Asked by reporters that some political parties have accused officials in his administration of sabotaging the Assembly elections in the state, Malik said, “It is not a fact. The timing of Assembly elections will be decided by the Election Commission of India. In fact, my administration also wants President’s rule to end so that people’s government is installed.”
He was speaking to the media after inaugurating the second phase of the Jehangir Chowk-Rambagh flyover here.
Since December 19, the state has been under President’s rule. At the end of Governor’s rule, Jammu and Kashmir came under direct rule by the President of India, the third time in the state’s political history as part of the Indian Union.
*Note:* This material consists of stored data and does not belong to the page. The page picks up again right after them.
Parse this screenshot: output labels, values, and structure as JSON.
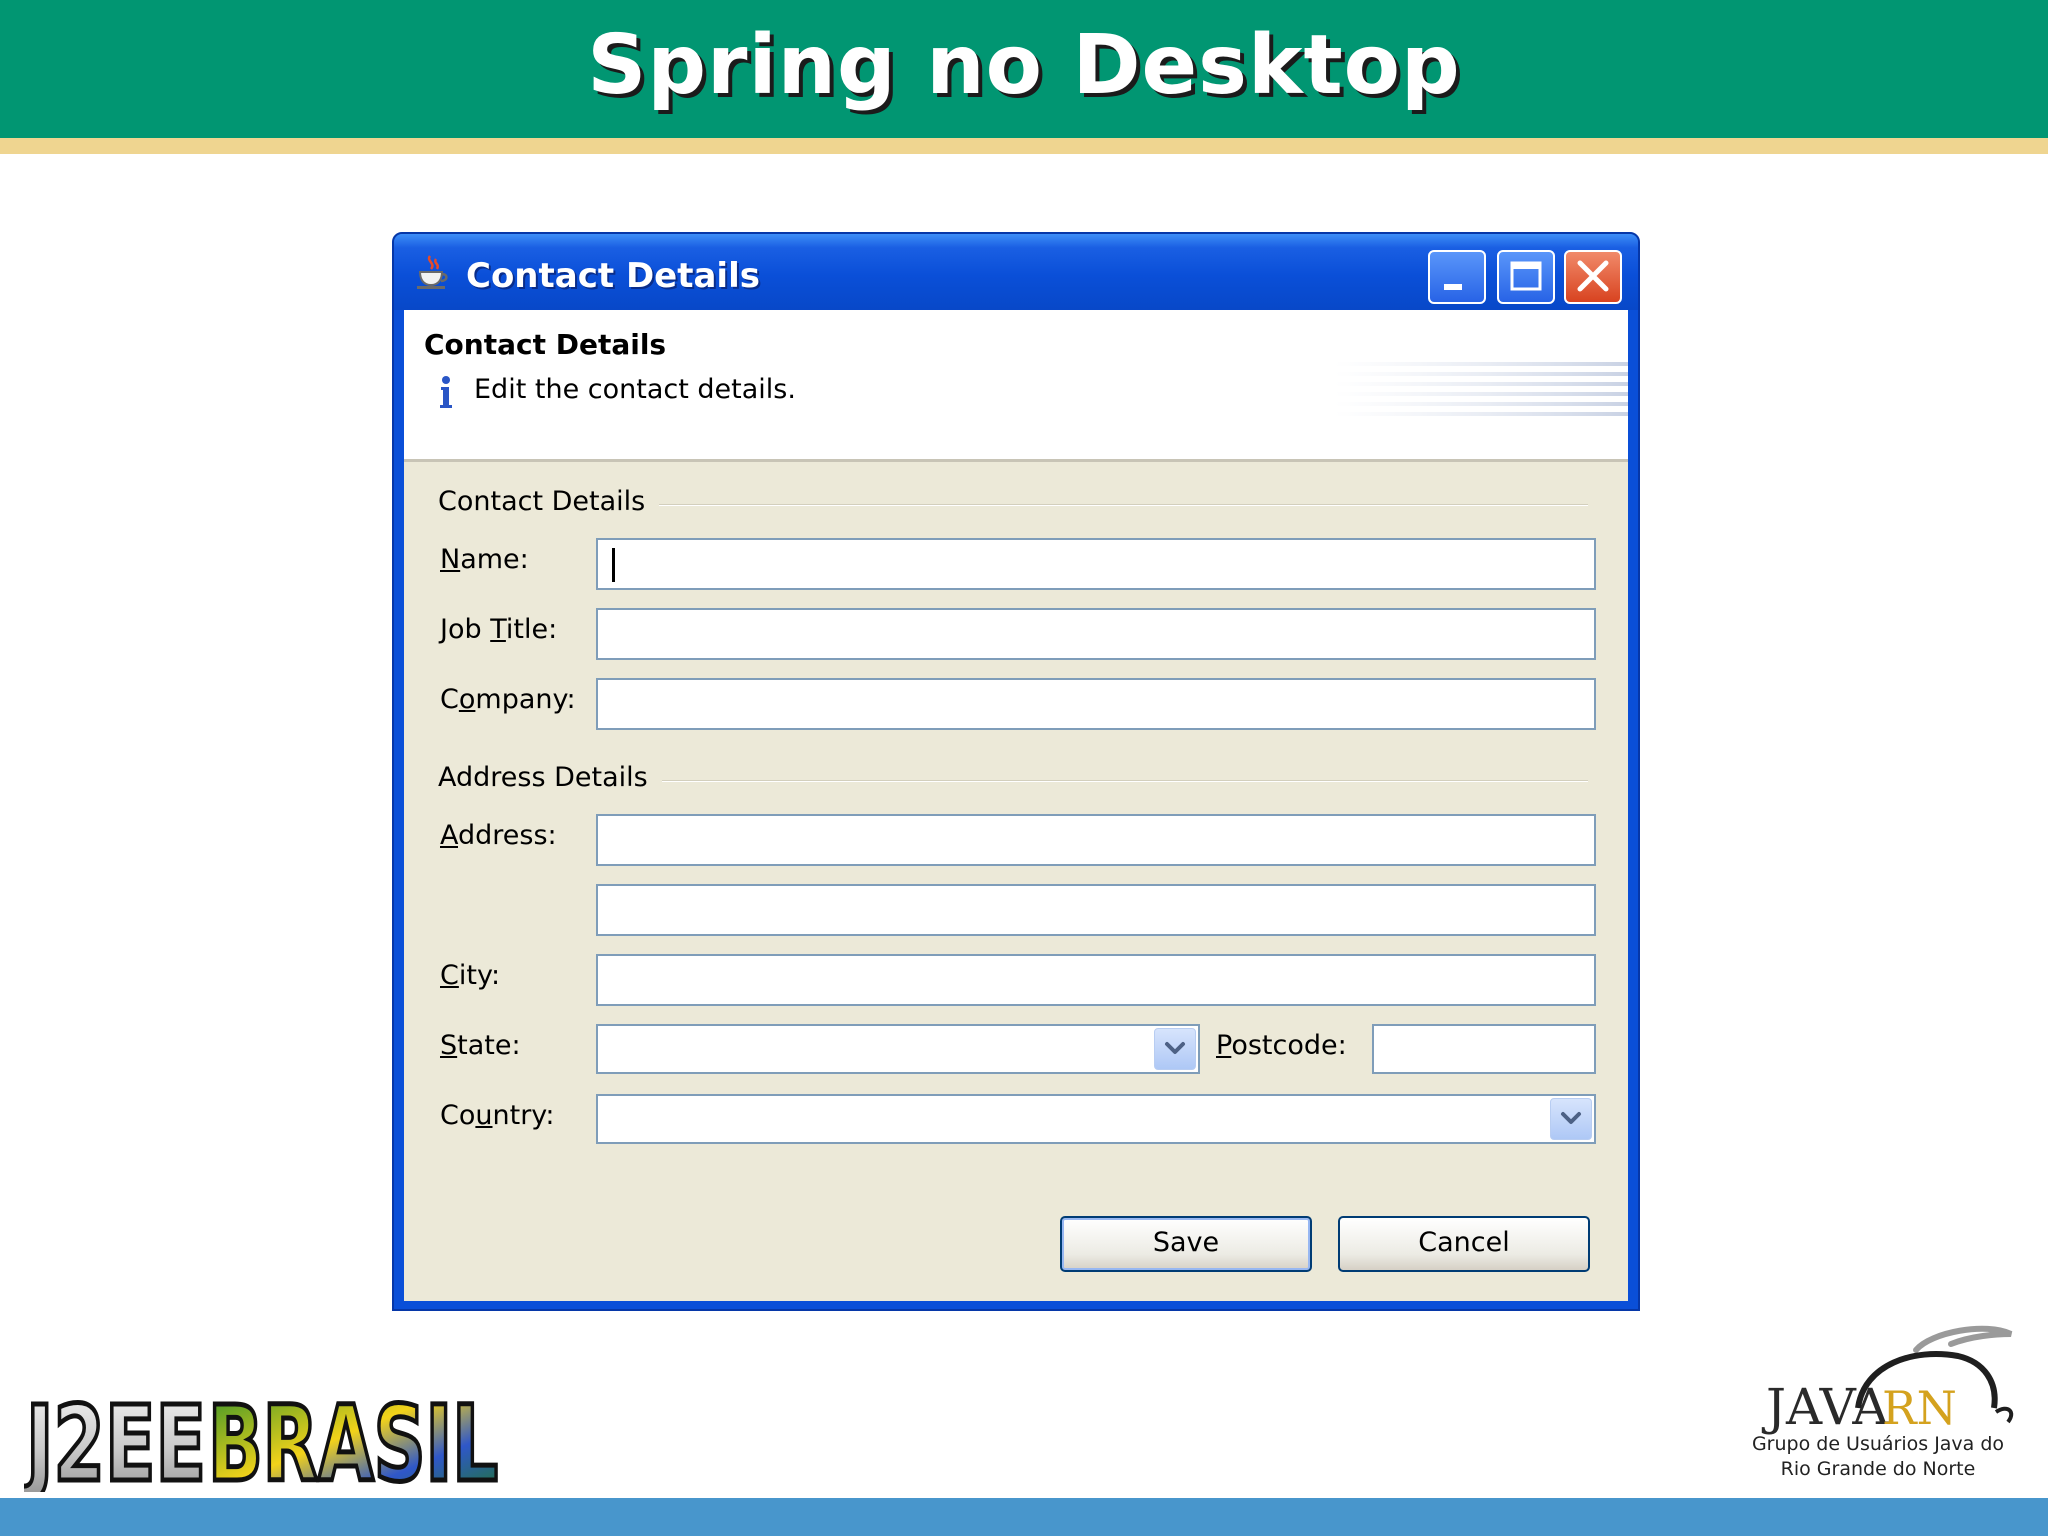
{
  "slide": {
    "title": "Spring no Desktop"
  },
  "window": {
    "title": "Contact Details",
    "controls": {
      "minimize": "minimize",
      "maximize": "maximize",
      "close": "close"
    }
  },
  "banner": {
    "title": "Contact Details",
    "message": "Edit the contact details."
  },
  "sections": {
    "contact": "Contact Details",
    "address": "Address Details"
  },
  "fields": {
    "name": {
      "label_u": "N",
      "label_rest": "ame:",
      "value": ""
    },
    "job_title": {
      "label_pre": "Job ",
      "label_u": "T",
      "label_rest": "itle:",
      "value": ""
    },
    "company": {
      "label_pre": "C",
      "label_u": "o",
      "label_rest": "mpany:",
      "value": ""
    },
    "address": {
      "label_u": "A",
      "label_rest": "ddress:",
      "line1": "",
      "line2": ""
    },
    "city": {
      "label_u": "C",
      "label_rest": "ity:",
      "value": ""
    },
    "state": {
      "label_u": "S",
      "label_rest": "tate:",
      "value": ""
    },
    "postcode": {
      "label_u": "P",
      "label_rest": "ostcode:",
      "value": ""
    },
    "country": {
      "label_pre": "Co",
      "label_u": "u",
      "label_rest": "ntry:",
      "value": ""
    }
  },
  "buttons": {
    "save": "Save",
    "cancel": "Cancel"
  },
  "logos": {
    "j2ee": "J2EEBRASIL",
    "javarn_java": "JAVA",
    "javarn_rn": "RN",
    "javarn_caption_line1": "Grupo de Usuários Java do",
    "javarn_caption_line2": "Rio Grande do Norte"
  },
  "colors": {
    "slide_header": "#019672",
    "slide_stripe": "#efd590",
    "footer_bar": "#4896cc",
    "window_blue": "#0a4fd8",
    "dialog_bg": "#ece9d8"
  }
}
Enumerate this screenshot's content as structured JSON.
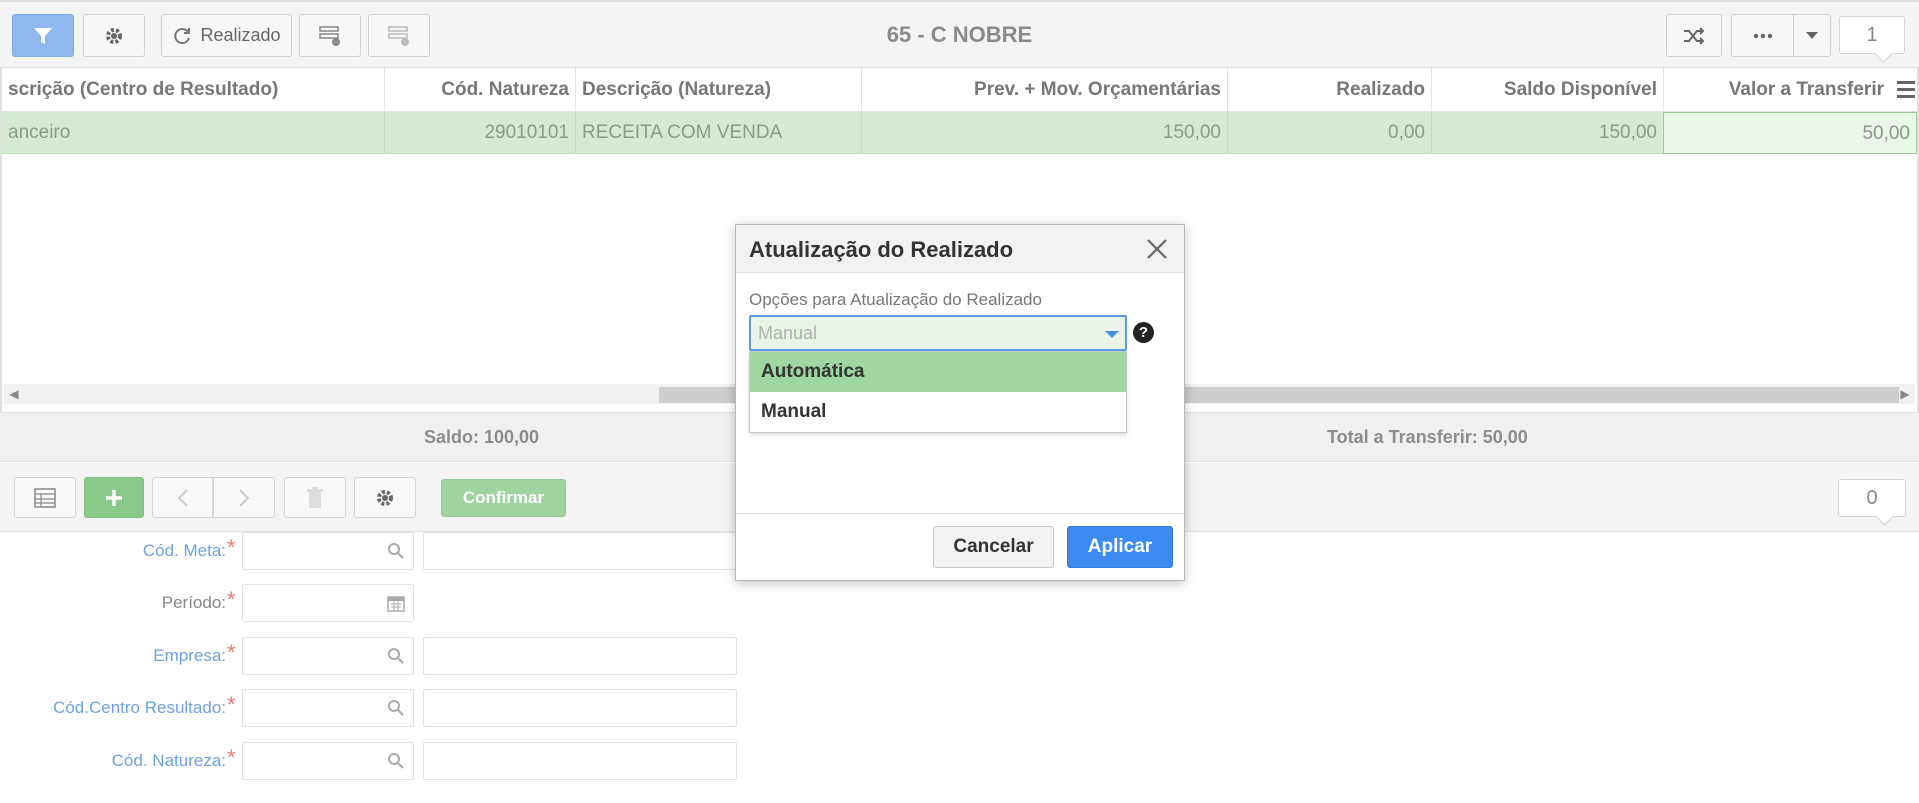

Recently, Union Home Minister Rajnath Singh also said a decision on holding Assembly elections in the state was the prerogative of the ECI, but indicated a decision could be announced after the completion of the Lok Sabha polls.
The state was brought under Governor’s rule on 20 June, 2018, a day after the elected government led by Mehbooba Mufti collapsed following withdrawal of support by the ruling Bharatiya Janata Party to her People’s Democratic Party.
The state Assembly was kept in suspended animation to allow for the possibility of any new combination of parties to form a government in the state.
PDP president Mehbooba Mufti supported by the National Conference and the Congress staked claim for government formation on 21 November, 2018.
Within minutes, People’s Conference chairman Sajad Lone also staked claim for government formation.
The Governor decided to dissolve the Assembly on the grounds that he wanted to prevent horse-trading.
GOVERNOR APOLOGISES FOR HIGHWAY BAN
The Governor on Wednesday apologised to the public for the inconvenience due to civilian traffic ban on Jammu-Srinagar National Highway. “I apologize to the people for the inconvenience they had to face due to the highway restrictions but the ban was imposed in national interest,” he said.
The government had imposed a ban on the civilian movement on the National Highway for two days a week after 40 Central Reserve Police Force (CRPF) men were killed in a blast on highway in south Kashmir’s Pulwama district. On Tuesday, the government lifted the ban completely.